The displacement of traditional banks’ dominance in the delivery of financial services has been one of the defining characteristics of the FinTech boom of the 21st century.
But while digital banks are popular, consumers generally keep a traditional bank account, too, and in the battle for “primary account” status, the incumbents still hold firm. A recent PYMNTS study, “How Consumers Use Digital Banks,” discovered that just 1 in 10 users of digital banking apps have their primary accounts with a digital bank.
Read the report: How Consumers Use Digital Banks
An emerging theme in the story of digital banking is that as much as competition between traditional banks and newer, pure-digital contenders has underpinned the narrative so far, in many cases, collaboration is proving to be just as important.
For example, in an interview with PYMNTS, Marwan Hachem, founder and group CEO of the YAP, in the United Arab Emirates (UAE), discussed the advantages of the platform’s digital-first account and app over an account with one of the UAE’s established banks, but stopped short of the polemical stance that pits digital banks in stark contradiction to their brick-and-mortar peers.
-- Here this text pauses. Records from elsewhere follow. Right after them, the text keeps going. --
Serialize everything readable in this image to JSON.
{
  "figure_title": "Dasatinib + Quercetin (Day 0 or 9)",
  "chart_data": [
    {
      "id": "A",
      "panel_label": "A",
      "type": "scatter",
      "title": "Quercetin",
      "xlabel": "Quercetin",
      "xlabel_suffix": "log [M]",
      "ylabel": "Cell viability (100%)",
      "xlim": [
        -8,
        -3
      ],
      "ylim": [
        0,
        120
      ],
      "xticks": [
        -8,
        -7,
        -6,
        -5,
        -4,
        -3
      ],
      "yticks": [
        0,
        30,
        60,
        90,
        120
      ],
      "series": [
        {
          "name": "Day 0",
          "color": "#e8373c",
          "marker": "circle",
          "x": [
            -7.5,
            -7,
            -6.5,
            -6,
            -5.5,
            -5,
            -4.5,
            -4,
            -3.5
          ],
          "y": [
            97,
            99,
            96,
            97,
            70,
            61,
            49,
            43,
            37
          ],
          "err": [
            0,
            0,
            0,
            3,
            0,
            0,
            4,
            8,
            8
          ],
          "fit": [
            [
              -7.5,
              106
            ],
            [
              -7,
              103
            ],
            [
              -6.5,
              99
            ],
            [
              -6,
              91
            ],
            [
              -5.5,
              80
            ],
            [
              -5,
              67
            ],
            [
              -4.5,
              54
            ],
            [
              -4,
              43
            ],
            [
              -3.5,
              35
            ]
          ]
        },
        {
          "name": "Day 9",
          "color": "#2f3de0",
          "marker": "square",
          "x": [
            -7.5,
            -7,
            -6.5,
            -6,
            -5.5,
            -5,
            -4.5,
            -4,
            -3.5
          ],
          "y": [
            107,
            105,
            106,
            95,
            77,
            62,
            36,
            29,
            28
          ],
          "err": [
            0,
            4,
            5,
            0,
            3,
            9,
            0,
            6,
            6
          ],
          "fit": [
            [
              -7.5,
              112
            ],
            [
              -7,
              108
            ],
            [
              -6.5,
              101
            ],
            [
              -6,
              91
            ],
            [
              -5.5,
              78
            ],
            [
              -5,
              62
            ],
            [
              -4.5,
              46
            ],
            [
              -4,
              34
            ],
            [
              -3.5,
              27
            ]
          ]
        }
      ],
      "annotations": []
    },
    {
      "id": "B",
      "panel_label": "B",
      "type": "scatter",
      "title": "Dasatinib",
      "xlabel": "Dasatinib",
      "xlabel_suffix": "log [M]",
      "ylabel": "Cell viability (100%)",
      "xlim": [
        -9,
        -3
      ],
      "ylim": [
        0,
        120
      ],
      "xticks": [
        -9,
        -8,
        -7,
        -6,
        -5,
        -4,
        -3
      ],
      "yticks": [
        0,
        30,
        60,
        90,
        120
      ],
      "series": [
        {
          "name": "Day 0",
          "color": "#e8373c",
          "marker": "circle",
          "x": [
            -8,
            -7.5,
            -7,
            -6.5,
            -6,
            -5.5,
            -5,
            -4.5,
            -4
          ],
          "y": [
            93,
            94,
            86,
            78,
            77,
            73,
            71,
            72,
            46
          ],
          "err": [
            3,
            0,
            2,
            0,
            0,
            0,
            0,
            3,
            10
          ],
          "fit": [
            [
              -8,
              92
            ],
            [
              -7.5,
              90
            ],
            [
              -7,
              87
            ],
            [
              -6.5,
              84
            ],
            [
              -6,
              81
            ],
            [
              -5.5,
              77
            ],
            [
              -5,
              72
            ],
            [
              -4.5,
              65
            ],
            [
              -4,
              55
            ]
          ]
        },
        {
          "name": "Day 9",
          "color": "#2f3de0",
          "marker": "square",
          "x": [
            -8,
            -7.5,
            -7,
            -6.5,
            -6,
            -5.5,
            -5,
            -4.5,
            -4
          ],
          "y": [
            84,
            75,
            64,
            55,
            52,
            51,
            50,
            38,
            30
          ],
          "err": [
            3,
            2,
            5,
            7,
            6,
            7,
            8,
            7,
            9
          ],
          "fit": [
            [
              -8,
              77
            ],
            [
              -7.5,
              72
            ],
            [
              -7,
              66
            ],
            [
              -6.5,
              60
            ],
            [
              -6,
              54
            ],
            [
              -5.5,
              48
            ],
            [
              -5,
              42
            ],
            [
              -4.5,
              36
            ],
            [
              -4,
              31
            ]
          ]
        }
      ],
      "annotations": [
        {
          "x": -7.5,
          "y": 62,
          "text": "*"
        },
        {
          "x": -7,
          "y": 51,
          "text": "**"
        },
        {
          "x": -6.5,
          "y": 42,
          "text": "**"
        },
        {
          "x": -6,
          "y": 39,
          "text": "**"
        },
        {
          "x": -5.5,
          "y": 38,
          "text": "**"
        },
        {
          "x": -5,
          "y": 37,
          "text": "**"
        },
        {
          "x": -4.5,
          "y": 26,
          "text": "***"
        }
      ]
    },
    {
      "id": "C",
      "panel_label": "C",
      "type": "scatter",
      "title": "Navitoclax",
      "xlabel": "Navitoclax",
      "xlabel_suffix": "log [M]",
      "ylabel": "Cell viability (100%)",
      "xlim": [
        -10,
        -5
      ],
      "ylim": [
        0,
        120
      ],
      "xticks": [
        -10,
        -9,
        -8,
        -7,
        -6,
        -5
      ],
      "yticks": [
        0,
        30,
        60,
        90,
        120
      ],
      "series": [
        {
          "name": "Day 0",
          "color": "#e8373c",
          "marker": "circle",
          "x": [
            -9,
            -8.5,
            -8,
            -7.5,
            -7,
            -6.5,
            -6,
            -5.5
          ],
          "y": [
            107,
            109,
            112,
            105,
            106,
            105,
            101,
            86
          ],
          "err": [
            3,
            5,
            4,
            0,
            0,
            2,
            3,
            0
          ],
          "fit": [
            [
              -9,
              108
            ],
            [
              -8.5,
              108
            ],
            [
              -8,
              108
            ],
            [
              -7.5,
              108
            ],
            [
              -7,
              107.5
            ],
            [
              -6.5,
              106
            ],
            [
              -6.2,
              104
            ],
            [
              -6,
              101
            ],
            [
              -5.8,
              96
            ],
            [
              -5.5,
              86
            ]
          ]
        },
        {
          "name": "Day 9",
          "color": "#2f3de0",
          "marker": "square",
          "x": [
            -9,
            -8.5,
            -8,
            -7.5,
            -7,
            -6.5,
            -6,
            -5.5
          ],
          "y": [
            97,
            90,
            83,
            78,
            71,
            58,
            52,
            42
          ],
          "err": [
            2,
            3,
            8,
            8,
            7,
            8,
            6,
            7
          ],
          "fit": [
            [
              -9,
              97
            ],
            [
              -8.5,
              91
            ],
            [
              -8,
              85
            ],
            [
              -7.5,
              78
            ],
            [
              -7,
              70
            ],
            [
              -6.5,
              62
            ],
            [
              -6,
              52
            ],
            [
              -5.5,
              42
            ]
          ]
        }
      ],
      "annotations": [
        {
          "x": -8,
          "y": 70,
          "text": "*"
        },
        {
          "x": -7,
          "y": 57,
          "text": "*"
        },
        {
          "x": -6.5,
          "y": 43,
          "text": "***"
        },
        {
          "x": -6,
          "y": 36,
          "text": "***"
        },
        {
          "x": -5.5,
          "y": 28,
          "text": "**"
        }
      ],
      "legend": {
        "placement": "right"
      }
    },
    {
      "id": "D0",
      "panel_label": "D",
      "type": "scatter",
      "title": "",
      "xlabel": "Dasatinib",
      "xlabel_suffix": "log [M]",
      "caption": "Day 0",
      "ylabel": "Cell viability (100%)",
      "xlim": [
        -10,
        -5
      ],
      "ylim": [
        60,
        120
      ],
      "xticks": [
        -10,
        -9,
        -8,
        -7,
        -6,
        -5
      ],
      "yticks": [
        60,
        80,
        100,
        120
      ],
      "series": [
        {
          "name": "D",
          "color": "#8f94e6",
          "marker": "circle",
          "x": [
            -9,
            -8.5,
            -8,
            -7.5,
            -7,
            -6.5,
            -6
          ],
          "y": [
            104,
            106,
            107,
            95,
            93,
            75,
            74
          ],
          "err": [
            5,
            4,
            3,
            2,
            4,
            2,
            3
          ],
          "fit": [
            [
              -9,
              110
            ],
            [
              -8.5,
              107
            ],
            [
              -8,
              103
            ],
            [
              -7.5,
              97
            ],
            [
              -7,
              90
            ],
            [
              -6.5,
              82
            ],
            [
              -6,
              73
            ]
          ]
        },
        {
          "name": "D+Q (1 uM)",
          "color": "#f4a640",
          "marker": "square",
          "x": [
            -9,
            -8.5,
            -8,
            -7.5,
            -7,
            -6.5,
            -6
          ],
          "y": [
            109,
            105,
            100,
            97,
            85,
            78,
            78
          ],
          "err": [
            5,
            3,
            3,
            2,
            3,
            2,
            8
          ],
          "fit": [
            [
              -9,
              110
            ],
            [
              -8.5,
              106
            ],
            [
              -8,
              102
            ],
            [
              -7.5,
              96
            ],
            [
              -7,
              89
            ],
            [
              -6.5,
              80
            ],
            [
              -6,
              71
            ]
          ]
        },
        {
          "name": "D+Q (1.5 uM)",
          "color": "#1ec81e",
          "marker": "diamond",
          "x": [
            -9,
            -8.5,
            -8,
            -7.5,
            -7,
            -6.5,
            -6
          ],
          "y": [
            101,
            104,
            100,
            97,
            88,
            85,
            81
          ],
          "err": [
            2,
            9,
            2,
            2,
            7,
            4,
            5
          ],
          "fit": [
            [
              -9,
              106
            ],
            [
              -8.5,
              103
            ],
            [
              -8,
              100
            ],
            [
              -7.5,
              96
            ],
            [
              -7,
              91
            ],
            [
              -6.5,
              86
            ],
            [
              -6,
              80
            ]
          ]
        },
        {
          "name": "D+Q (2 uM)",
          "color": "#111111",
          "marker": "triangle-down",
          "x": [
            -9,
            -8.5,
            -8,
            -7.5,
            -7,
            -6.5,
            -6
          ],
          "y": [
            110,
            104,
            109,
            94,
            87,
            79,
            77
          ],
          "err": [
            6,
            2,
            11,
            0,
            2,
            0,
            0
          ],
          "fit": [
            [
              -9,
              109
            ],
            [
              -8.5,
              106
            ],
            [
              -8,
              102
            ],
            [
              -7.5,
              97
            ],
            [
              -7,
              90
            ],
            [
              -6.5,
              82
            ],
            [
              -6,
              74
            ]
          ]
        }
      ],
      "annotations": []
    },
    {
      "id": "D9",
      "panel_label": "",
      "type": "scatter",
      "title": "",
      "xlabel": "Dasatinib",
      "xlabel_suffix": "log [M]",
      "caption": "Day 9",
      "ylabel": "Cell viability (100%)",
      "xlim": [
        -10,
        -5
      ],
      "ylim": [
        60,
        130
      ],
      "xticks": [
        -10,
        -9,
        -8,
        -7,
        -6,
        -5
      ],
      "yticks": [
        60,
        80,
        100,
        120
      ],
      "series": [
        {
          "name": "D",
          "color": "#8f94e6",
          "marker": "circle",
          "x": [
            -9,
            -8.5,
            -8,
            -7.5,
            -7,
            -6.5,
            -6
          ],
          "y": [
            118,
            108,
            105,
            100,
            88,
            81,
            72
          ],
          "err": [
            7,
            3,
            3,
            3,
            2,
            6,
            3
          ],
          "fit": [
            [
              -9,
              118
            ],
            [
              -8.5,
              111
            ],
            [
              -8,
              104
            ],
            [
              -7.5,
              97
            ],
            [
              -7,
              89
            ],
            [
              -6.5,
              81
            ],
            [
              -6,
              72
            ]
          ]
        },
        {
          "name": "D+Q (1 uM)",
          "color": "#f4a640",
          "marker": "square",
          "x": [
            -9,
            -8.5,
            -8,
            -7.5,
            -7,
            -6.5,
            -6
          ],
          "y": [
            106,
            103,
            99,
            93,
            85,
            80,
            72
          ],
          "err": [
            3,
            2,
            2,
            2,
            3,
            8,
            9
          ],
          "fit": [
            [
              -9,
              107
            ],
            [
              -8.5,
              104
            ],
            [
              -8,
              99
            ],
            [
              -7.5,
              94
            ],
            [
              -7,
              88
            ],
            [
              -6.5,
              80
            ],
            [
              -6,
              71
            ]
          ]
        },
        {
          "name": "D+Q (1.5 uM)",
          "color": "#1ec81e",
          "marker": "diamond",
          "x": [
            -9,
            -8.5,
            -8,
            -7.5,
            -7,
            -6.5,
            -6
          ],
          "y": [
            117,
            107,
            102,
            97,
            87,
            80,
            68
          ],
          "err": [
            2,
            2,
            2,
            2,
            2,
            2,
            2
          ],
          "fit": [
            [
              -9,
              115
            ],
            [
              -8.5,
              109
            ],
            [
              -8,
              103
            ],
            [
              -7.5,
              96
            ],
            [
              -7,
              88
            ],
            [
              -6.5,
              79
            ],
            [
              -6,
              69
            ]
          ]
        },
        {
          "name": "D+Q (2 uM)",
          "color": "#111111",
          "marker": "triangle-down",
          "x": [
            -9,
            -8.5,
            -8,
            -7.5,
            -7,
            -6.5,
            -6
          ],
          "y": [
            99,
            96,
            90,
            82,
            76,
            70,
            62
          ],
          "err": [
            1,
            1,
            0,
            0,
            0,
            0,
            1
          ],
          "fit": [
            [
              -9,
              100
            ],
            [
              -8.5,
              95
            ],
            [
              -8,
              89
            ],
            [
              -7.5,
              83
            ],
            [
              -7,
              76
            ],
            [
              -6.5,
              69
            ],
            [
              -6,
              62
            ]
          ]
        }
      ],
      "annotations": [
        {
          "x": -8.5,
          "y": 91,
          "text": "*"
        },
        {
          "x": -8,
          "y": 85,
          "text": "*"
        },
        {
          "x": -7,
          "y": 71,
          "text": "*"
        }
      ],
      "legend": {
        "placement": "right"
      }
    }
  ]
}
Instead, Hachem’s view was that both can coexist while serving different purposes for the same customers. “My savings or [main income] can be kept in my traditional bank to cover my mortgage or car payments. [However], if I want to have a BNPL [buy now, pay later] product or a multicurrency product, I will use digital banking apps,” he said.
See more: YAP CEO Says Collaboration, Not Competition, Creates More Wins for MENA Neobanks
Of course, the different ways that consumers use traditional versus digital bank accounts poses the question of what makes an account primary — if someone gets paid into and keeps their savings with a traditional bank but uses a digital bank for their everyday transactions, which one is their primary bank account?
Related: Study Finds Fewer Than 10% of Consumers Use FinTechs as a Primary Bank
To Jayesh Patel, the CEO of another UAE-based neobank, Wio, the tendency for people to use digital banks for everyday spending and little else is related to what has been a growing concern for digital banks the world over — monetization.
Watch the Patel’s interview: Banking License Puts Profitability Within Reach for UAE Neobanks
After all, in a space where free accounts have become the norm and customers have come to expect the full range of features without having to pay additional fees, if money only passes briefly through their accounts, there is little opportunity for the banks themselves to make a profit.
Learn more: As Macro Headwinds Mount, UK Neobanks Revisit the Profit vs Growth Debate
But as Patel explained, Wio is hoping that the greater range of financial services it is able to offer by leveraging the full banking license it received from the UAE central bank will allow it to move far beyond transaction banking.
“Once [customers] start using us, not just for transactions, but for other value added services … we expect them to start putting a lot more money through,” he said. And even if new business and personal customers don’t make Wio their primary account straight away, he is optimistic that the user experience and additional features will encourage people to increasingly switch their financial activity over to their new accounts.
Banks’ Supporting Role
In many ways, nontraditional banking is already mainstream. In the U.S. for example, PYMNTS research shows that two-thirds of consumers already use FinTech banking services in some form, including 84% of millennials and members of Generation Z.
And as the number of financial services for which people turn to FinTechs and digital banks grows, the role of incumbent banks will also have to adapt.
For clues as to what the future holds for the world’s legacy financial institutions (FIs), some of which have been around for several centuries, it is worth looking at the way they interact with the new generation of neobanks and non-bank payment service providers playing an increasingly important role in the global financial space.
Djiba Diallo, who heads up the FinTech division at pan-African banking giant Ecobank, recently offered some key insights on this.
In an interview with PYMNTS, she said that rather than seeing FinTechs as a threat, Ecobank has chosen to view them as partners that can help to extend financial services to the unbanked populations that the traditional, branch-based model has underserved.
And because the pan-African FI is licensed in 36 African countries and operates a massive regional network of ATMs, it is able to offer FinTechs a level of connectivity they would never be able to achieve on their own.
Diallo added that Ecobank also plays an enabling role in its partnerships with mobile money operators and other alternative financial service providers. The bank provides FinTechs with a suite of application programming interfaces (APIs) so that they can tap into its infrastructure to enhance their own offerings.
Read more: APIs Bridge FinTech Infrastructure and Bank Regulatory Expertise
FinTechs are even able to offer their customers what Diallo called a “light bank account,” whereby even though the user interface and onboarding process are managed separately, the underlying account is still held with Ecobank, giving consumers the assurance that their savings are still being held with a licensed and regulated bank.